Question 7.16: Constant energy curves in the phase plane. Use the energy pr...

The free body diagram is shown in Fig. 6.13a. The weight of the oscillator and the normal surface reaction do no work in any rectilinear motion along the smooth horizontal surface . The elastic potential energy of the linear spring force acting on m is given by (7.65):  V(x)=\frac{1}{2} k x^2,  wherein V(0) = 0 in the natural state x = 0. The system is conservative with kinetic energy   K=\frac{1}{2} m \dot{x}^2,  so the energy principle (7.73) yields

V_e=\frac{1}{2} k x^2               (7.65)

K+V=E, \text { a constant. }               (7.73)

\frac{1}{2} m \dot{x}^2  +  \frac{1}{2} k x^2=E                          (7.84a)

The equation of motion is obtained by differentiation of (7.84a) with respect to the path variable x or with respect to time; we find   m \ddot{x}  +  k x=0.  This agrees with (6.65a) in which  p=\sqrt{k / m}.

Now let us examine the curves in the xv-plane, called the phase plane. Because k > 0, the total energy E in (7.84a) is a positive constant determin ed from  assigned initial data. Suppose that x(0)=x_0 and   \dot{x}(0)=v_0  at t = 0, then   E=\frac{1}{2} m v_0^2  +  \frac{1}{2} k x_0^2.  We introduce

\varepsilon^2 \equiv \frac{2 E}{m},                 (7.84b )

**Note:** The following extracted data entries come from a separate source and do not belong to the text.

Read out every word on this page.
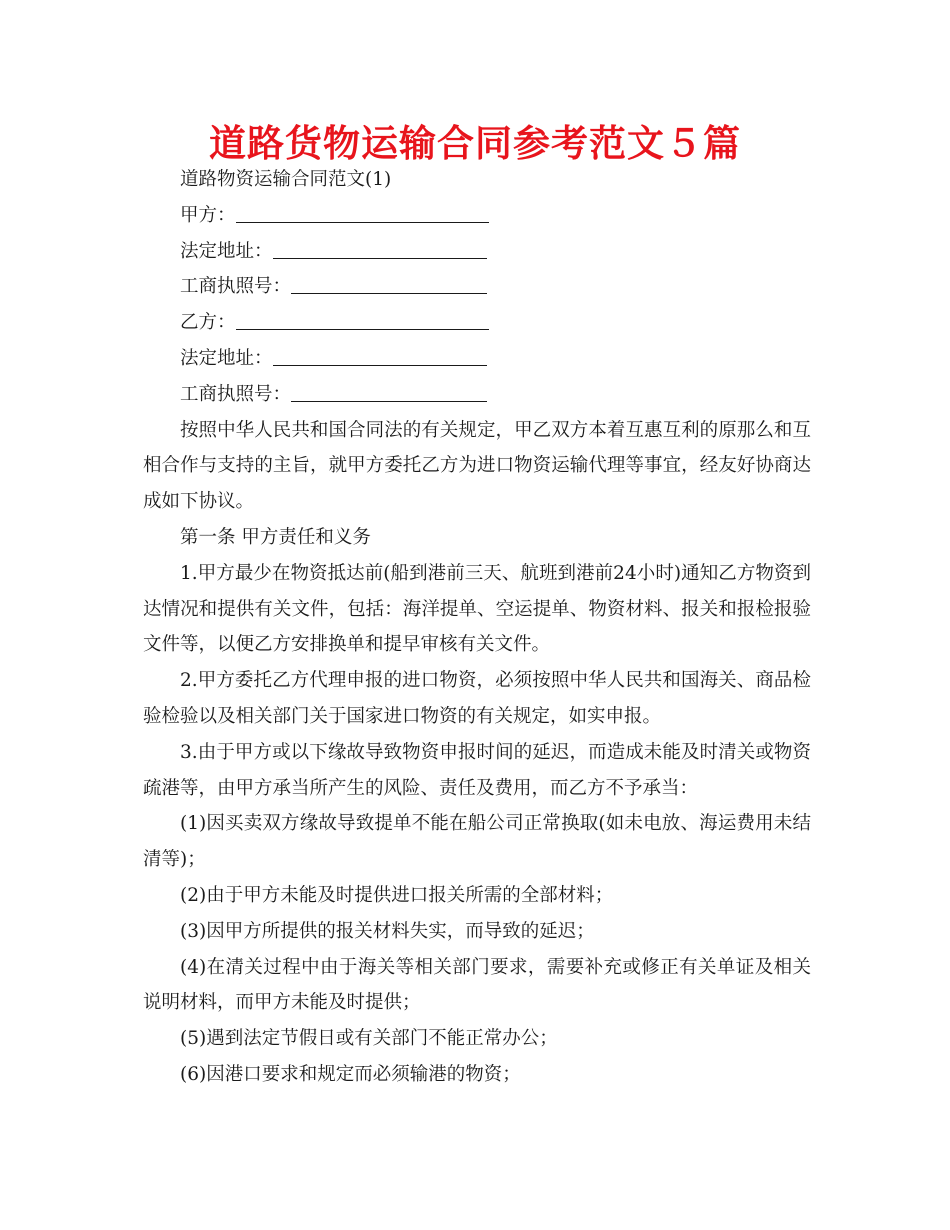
道路货物运输合同参考范文５篇
道路物资运输合同范文(1)
甲方：
法定地址：
工商执照号：
乙方：
法定地址：
工商执照号：

按照中华人民共和国合同法的有关规定，甲乙双方本着互惠互利的原那么和互相合作与支持的主旨，就甲方委托乙方为进口物资运输代理等事宜，经友好协商达成如下协议。

第一条 甲方责任和义务

1.甲方最少在物资抵达前(船到港前三天、航班到港前24小时)通知乙方物资到达情况和提供有关文件，包括：海洋提单、空运提单、物资材料、报关和报检报验文件等，以便乙方安排换单和提早审核有关文件。

2.甲方委托乙方代理申报的进口物资，必须按照中华人民共和国海关、商品检验检验以及相关部门关于国家进口物资的有关规定，如实申报。

3.由于甲方或以下缘故导致物资申报时间的延迟，而造成未能及时清关或物资疏港等，由甲方承当所产生的风险、责任及费用，而乙方不予承当：

(1)因买卖双方缘故导致提单不能在船公司正常换取(如未电放、海运费用未结清等)；

(2)由于甲方未能及时提供进口报关所需的全部材料；

(3)因甲方所提供的报关材料失实，而导致的延迟；

(4)在清关过程中由于海关等相关部门要求，需要补充或修正有关单证及相关说明材料，而甲方未能及时提供；

(5)遇到法定节假日或有关部门不能正常办公；

(6)因港口要求和规定而必须输港的物资；
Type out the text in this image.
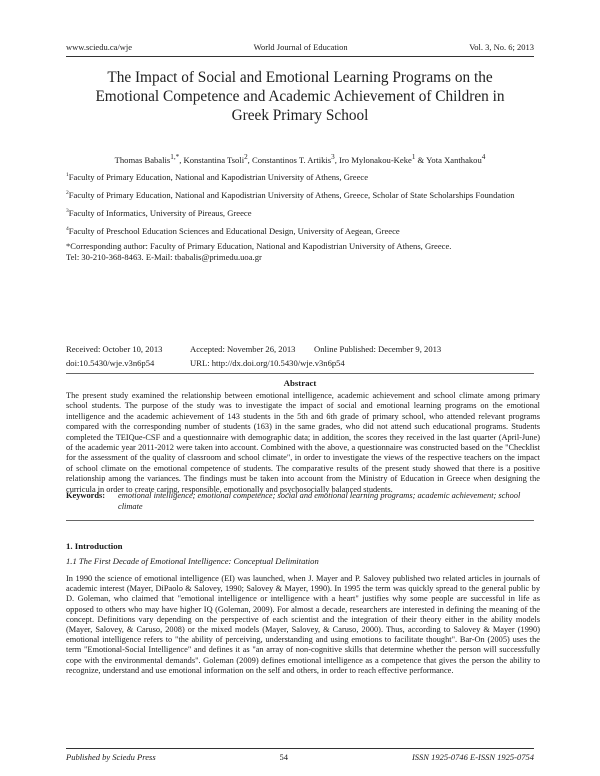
www.sciedu.ca/wje	World Journal of Education	Vol. 3, No. 6; 2013
The Impact of Social and Emotional Learning Programs on the
Emotional Competence and Academic Achievement of Children in
Greek Primary School
Thomas Babalis$^{1,*}$, Konstantina Tsoli$^2$, Constantinos T. Artikis$^3$, Iro Mylonakou-Keke$^1$ & Yota Xanthakou$^4$

$^1$Faculty of Primary Education, National and Kapodistrian University of Athens, Greece

$^2$Faculty of Primary Education, National and Kapodistrian University of Athens, Greece, Scholar of State Scholarships Foundation

$^3$Faculty of Informatics, University of Pireaus, Greece

$^4$Faculty of Preschool Education Sciences and Educational Design, University of Aegean, Greece

*Corresponding author: Faculty of Primary Education, National and Kapodistrian University of Athens, Greece.
Tel: 30-210-368-8463. E-Mail: tbabalis@primedu.uoa.gr

Received: October 10, 2013	Accepted: November 26, 2013	Online Published: December 9, 2013
doi:10.5430/wje.v3n6p54	URL: http://dx.doi.org/10.5430/wje.v3n6p54
Abstract
The present study examined the relationship between emotional intelligence, academic achievement and school climate among primary school students. The purpose of the study was to investigate the impact of social and emotional learning programs on the emotional intelligence and the academic achievement of 143 students in the 5th and 6th grade of primary school, who attended relevant programs compared with the corresponding number of students (163) in the same grades, who did not attend such educational programs. Students completed the TEIQue-CSF and a questionnaire with demographic data; in addition, the scores they received in the last quarter (April-June) of the academic year 2011-2012 were taken into account. Combined with the above, a questionnaire was constructed based on the "Checklist for the assessment of the quality of classroom and school climate", in order to investigate the views of the respective teachers on the impact of school climate on the emotional competence of students. The comparative results of the present study showed that there is a positive relationship among the variances. The findings must be taken into account from the Ministry of Education in Greece when designing the curricula in order to create caring, responsible, emotionally and psychosocially balanced students.
Keywords:	emotional intelligence; emotional competence; social and emotional learning programs; academic achievement; school climate
1. Introduction
1.1 The First Decade of Emotional Intelligence: Conceptual Delimitation
In 1990 the science of emotional intelligence (EI) was launched, when J. Mayer and P. Salovey published two related articles in journals of academic interest (Mayer, DiPaolo & Salovey, 1990; Salovey & Mayer, 1990). In 1995 the term was quickly spread to the general public by D. Goleman, who claimed that "emotional intelligence or intelligence with a heart" justifies why some people are successful in life as opposed to others who may have higher IQ (Goleman, 2009). For almost a decade, researchers are interested in defining the meaning of the concept. Definitions vary depending on the perspective of each scientist and the integration of their theory either in the ability models (Mayer, Salovey, & Caruso, 2008) or the mixed models (Mayer, Salovey, & Caruso, 2000). Thus, according to Salovey & Mayer (1990) emotional intelligence refers to "the ability of perceiving, understanding and using emotions to facilitate thought". Bar-On (2005) uses the term "Emotional-Social Intelligence" and defines it as "an array of non-cognitive skills that determine whether the person will successfully cope with the environmental demands". Goleman (2009) defines emotional intelligence as a competence that gives the person the ability to recognize, understand and use emotional information on the self and others, in order to reach effective performance.
Published by Sciedu Press	54	ISSN 1925-0746 E-ISSN 1925-0754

and write  v=\dot{x}  to cast (7.84a) in the form

\left(\frac{x}{\varepsilon / p}\right)^2  +  \left(\frac{v}{\varepsilon}\right)^2=1.                  (7.84c)

For any given spring-mass pair (m, k), the phase plane curve described by (7.84c) is an ellipse whose axes are determined by the constant   \varepsilon.  For each  choice of initial data,  \varepsilon  has a different value; and hence (7.84c) describes a family of concentric ellipses each of which is traversed in the same time   \tau=2 \pi / p,  the period of the oscillation, and on each of which ε  is a constant fixed by the total energy E, In consequence, the phase plane curves for a conservative dynamical system are called energy curves . In physical terms, (7.84c) shows that e is equal to the maximum speed in the periodic motion, which occurs at the natural state x = 0, and   x_A \equiv \varepsilon / p  is the symmetric amplitude of the oscillation, the maximum displacement from the natural state—it marks the extreme states in the motion at which v = 0.